Ao nos aprofundarmos na história de Carlos Said, uma coisa ficou clara: é difícil discernir entre o que é fato e o que foi consideravelmente embelezado.

O próprio Carlos Said é o primeiro a admitir que há alguma sombra entre o que é real e o que não é.

"Tem o Carlos Said, o homem. E depois há o mito", diz, quase caprichoso na entrega. "Depois de todos esses anos, às vezes não tenho certeza de qual é qual."

E tem o seguinte: em um país onde figuras conhecidas do esporte costumam ser conhecidas por um único nome – como Pelé –, Carlos Said sempre passa por dois.

Futebol em primeiro lugar

O pai de Carlos Said, Salomão, imigrou do Líbano para o Brasil em circunstâncias incomuns. Abraham Said [Sy-eed] temia que seu filho mais velho fosse recrutado para o exército turco durante a Primeira Guerra Mundial. Assim, viajou com o filho para Teresina, ficou uma semana e retornou ao Líbano, deixando Salomão à própria sorte.

Como muitos imigrantes libaneses aqui naqueles dias, Salomão tornou-se um mascate. Casou-se com uma libanesa e teve oito filhos, sendo o sexto Carlos Said.

O conflito entre pai e filho começou cedo. Carlos Said descobriu o futebol, o esporte nacional, e estava nas ruas dia e noite com seus amigos jogando o jogo que amavam. Quando ele se mudou para a adolescência, seu pai – possuindo a mentalidade de um imigrante trabalhador – estava farto.

Carlos Said recorda: "Ele disse-me: 'Parem de jogar. Leve a sério sua vida'".

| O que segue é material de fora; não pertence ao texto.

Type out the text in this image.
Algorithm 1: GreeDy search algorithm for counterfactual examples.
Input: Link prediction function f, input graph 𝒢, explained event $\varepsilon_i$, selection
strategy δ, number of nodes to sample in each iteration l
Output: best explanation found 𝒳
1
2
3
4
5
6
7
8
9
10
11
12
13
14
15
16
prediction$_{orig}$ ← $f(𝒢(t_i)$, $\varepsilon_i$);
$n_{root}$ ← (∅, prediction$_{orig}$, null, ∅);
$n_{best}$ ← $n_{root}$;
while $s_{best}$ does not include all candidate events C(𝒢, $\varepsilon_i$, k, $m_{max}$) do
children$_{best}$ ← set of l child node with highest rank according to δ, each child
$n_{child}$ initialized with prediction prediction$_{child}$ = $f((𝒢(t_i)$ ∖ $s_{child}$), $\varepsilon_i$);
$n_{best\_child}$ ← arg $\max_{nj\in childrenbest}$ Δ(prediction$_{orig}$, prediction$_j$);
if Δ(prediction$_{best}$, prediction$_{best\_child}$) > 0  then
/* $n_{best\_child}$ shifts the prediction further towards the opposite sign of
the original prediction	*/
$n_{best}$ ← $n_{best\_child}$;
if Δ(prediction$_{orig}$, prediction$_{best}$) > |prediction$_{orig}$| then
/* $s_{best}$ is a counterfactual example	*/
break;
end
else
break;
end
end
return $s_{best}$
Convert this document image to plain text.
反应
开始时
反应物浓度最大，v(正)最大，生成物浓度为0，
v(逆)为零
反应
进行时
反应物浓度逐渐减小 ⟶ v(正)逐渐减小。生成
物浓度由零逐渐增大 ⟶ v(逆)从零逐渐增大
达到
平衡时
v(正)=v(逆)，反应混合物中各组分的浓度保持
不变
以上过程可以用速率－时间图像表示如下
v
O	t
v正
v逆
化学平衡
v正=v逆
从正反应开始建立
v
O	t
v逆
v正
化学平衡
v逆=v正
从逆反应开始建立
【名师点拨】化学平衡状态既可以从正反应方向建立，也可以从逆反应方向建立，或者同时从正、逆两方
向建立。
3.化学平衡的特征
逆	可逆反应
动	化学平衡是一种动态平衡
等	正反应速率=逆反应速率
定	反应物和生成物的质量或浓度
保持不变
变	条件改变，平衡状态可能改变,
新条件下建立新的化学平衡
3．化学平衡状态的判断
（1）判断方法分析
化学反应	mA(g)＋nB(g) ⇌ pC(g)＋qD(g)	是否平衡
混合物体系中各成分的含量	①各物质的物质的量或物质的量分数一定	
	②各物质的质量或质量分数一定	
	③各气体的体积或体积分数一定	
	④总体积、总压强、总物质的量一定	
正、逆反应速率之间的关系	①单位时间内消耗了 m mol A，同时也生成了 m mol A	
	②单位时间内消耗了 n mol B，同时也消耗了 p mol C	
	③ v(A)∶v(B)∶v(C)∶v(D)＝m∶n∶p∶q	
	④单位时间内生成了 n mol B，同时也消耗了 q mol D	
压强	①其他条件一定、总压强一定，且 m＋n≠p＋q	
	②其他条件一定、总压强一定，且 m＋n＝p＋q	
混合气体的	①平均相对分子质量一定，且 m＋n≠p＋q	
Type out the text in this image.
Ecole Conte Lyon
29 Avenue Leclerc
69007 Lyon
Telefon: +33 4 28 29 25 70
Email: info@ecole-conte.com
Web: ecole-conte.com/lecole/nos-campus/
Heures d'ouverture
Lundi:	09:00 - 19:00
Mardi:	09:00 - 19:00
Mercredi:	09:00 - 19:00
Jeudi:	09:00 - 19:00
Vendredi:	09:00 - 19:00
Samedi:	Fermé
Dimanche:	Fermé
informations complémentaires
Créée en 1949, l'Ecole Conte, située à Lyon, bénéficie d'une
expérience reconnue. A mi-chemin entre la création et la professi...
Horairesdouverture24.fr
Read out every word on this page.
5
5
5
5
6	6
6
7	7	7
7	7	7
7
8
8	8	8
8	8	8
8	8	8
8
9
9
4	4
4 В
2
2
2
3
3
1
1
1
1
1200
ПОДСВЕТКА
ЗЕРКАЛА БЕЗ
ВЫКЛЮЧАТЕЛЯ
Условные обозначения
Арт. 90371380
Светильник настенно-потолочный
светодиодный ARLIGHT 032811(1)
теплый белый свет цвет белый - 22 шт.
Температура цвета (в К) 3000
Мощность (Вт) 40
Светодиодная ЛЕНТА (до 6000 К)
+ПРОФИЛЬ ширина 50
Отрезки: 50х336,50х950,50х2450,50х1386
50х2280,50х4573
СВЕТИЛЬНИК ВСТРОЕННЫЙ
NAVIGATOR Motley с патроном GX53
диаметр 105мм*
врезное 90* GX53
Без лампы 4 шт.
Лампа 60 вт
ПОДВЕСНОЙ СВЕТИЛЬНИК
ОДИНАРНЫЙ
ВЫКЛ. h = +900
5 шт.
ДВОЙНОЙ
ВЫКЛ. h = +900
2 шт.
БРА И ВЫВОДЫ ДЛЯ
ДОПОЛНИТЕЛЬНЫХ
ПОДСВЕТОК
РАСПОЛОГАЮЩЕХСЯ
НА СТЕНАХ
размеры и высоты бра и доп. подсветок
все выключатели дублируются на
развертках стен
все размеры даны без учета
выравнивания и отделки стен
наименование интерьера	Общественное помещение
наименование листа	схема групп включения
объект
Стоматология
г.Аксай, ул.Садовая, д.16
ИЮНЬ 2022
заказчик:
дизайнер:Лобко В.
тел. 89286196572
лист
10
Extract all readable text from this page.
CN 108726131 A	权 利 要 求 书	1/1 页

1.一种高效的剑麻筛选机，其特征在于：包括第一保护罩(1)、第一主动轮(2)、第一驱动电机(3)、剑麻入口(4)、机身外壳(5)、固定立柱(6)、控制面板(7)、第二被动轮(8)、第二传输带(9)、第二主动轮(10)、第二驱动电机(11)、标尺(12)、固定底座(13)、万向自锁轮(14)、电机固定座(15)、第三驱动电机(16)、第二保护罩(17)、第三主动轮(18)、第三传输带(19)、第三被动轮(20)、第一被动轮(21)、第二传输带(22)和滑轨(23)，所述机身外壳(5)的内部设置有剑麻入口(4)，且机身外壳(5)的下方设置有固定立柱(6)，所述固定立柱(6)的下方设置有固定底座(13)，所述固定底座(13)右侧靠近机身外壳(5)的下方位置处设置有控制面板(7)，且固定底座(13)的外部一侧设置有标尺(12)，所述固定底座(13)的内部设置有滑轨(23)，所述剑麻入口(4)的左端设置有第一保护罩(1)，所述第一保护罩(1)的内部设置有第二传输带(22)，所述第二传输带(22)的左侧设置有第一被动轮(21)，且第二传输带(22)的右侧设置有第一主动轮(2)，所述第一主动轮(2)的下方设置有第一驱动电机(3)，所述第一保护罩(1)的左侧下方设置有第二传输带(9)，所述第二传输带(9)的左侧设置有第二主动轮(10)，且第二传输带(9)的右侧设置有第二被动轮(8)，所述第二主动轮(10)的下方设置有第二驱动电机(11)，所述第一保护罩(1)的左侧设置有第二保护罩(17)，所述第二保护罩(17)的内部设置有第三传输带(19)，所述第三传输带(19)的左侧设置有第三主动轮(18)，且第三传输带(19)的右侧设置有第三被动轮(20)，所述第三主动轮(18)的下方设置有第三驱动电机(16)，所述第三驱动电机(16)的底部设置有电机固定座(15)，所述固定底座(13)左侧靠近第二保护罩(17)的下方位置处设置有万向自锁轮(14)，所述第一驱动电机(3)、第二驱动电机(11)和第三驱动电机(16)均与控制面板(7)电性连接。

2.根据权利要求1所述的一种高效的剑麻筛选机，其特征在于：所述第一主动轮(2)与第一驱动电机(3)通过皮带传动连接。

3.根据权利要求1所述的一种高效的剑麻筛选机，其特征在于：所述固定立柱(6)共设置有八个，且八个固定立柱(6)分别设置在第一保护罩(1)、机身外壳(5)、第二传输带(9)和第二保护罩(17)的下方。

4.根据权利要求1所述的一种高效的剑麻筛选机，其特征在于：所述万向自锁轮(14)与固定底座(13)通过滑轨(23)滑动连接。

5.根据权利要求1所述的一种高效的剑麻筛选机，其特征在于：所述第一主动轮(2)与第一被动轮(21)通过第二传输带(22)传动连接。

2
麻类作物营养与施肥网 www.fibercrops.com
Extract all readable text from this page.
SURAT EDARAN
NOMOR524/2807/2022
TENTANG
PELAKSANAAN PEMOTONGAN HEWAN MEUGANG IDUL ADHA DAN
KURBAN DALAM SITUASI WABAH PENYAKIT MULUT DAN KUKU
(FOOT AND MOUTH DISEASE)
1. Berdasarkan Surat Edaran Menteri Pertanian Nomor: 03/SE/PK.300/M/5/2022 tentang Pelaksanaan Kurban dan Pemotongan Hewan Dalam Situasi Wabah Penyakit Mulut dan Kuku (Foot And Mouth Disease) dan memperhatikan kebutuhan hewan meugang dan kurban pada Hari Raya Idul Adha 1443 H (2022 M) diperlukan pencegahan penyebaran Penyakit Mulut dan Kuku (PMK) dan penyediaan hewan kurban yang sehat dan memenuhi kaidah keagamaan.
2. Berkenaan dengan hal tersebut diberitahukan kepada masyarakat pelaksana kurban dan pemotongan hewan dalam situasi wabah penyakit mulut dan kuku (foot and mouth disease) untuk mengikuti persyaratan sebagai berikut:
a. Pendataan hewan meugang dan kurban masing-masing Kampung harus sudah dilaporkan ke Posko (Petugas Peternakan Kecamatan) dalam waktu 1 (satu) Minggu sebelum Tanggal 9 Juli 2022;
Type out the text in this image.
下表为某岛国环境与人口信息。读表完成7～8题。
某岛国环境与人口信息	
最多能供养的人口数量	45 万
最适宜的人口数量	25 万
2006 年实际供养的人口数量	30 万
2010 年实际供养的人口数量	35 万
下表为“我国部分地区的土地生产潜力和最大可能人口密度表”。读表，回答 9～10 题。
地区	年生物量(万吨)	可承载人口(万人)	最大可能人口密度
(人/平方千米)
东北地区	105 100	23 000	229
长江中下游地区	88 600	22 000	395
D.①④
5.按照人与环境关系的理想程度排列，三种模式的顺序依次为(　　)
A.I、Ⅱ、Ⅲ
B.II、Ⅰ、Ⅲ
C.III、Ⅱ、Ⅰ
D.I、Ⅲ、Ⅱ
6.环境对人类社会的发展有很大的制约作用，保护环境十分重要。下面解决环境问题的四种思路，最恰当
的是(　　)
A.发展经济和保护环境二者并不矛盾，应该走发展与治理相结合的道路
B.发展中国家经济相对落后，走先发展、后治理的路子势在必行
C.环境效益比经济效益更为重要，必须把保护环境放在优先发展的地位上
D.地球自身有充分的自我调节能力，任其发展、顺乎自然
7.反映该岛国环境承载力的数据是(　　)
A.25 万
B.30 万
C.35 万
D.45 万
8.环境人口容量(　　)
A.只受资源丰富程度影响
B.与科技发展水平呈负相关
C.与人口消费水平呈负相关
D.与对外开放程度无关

Às vezes, o cinto do pai dava o que falar. Mas Carlos Said, sempre teimoso, brincou. E desenvolveu um plano. Lembrou-se de ouvir a Copa do Mundo no rádio em 1938 e ficou hipnotizado pelo locutor. Apesar de ter apenas 7 anos na época, a experiência ficou com ele e ele acabou achando que poderia de alguma forma combinar futebol e rádio como carreira.

Não demorou muito.

Aos 14 anos, ele convenceu o dono de um sistema de som que estava conectado por cabo a todas as praças da cidade a permitir que ele anunciasse placares de jogos de futebol e reportagens. [Na época, as rádios não existiam em Teresina.]

Carlos Said sorri amplamente com a lembrança de seu sucesso inicial. "No início, eles me disseram: 'Ninguém está interessado em notícias de futebol'. Mas continuei pressionando e finalmente eles cederam. Eles me deram cinco minutos para cada transmissão."

Aos 15 anos, ingressou em um clube de futebol amador chamado River. Ele foi informado por seus companheiros mais experientes que ele seria o goleiro, uma posição de pressão que ninguém mais queria. Ele tinha 5 pés, 8 centímetros de altura e pesava cerca de 125 quilos. Mas ele tinha as pernas de uma girafa e braços igualmente longos. Carlos Said foi um jogador natural a manter bolas fora da rede.

"Percebi", diz ele, "que tinha um dom".

A equipe foi um enorme sucesso. Em suas 18 temporadas com o River, terminando em 1963, a equipe ganhou sete campeonatos da liga. Pergunto ao Carlos qual era o seu salário naqueles anos.

"Sem dinheiro!", diz ele, com os braços esvoaçantes como os de um maestro. "Esses dias foram gloriosos. Os melhores tempos. Praticar o esporte que eu amava. Ganhador. Era tudo uma questão de amor ao jogo."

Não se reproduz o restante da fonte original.